Sein Buch " die Knochensuppe" ist der erste Teil einer spannenden, interessanten Geschichte, in der sowohl Gegenwart als auch Zukunft ...

Der koreanische Autor Kim Young-tak war mir bisher nicht bekannt.

Sein Buch " die Knochensuppe" ist der erste Teil einer spannenden, interessanten Geschichte, in der sowohl Gegenwart als auch Zukunft eine Rolle spielen.

Der " Held" der Geschichte begibt sich auf eine Zeitreise aus dem Jahr 2064 nach 2024, um zu lernen, wie man eine gute Knochensuppe kocht.

Die Knochensuppe ist ein sehr wichtiger Bestandteil der asiatischen Küche.

Im Jahr 2024 angekommen, stellt er fest, dass das Leben in dieser Zeit genauso seine Tücken und Stolperfallen hat, wie in seiner Gegenwart.

Er lernt, wie man Knochensuppe kocht, findet sogar so etwas wie Familie.

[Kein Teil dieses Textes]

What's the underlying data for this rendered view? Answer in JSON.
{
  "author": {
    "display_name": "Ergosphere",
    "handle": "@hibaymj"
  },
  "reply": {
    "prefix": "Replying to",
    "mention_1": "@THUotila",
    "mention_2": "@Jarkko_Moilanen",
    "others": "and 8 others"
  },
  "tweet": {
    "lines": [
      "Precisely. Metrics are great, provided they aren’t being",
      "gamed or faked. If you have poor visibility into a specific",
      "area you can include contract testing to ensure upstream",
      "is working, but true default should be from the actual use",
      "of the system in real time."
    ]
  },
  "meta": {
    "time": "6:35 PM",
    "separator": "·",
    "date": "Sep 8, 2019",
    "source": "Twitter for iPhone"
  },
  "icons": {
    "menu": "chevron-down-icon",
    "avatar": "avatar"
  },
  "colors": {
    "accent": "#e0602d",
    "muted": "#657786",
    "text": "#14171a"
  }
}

Aber der Autor gibt sich damit nicht zufrieden. Da kommen sehr viele dubiose Figuren ins Spiel, die zusammen mit den uns Europäern wenig geläufigen Namen zeitweise ganz schön herausfordernd sind.

Aber kurze Kapitel und eine unverblümte Sprache tragen dazu bei, dass man am Ende , das kein Ende der Geschichte ist, am Liebsten gleich Band zwei haben und weiter lesen möchte.

Die Farbgebung des Covers sowie dessen Gestaltung passen bestens zu Inhalt.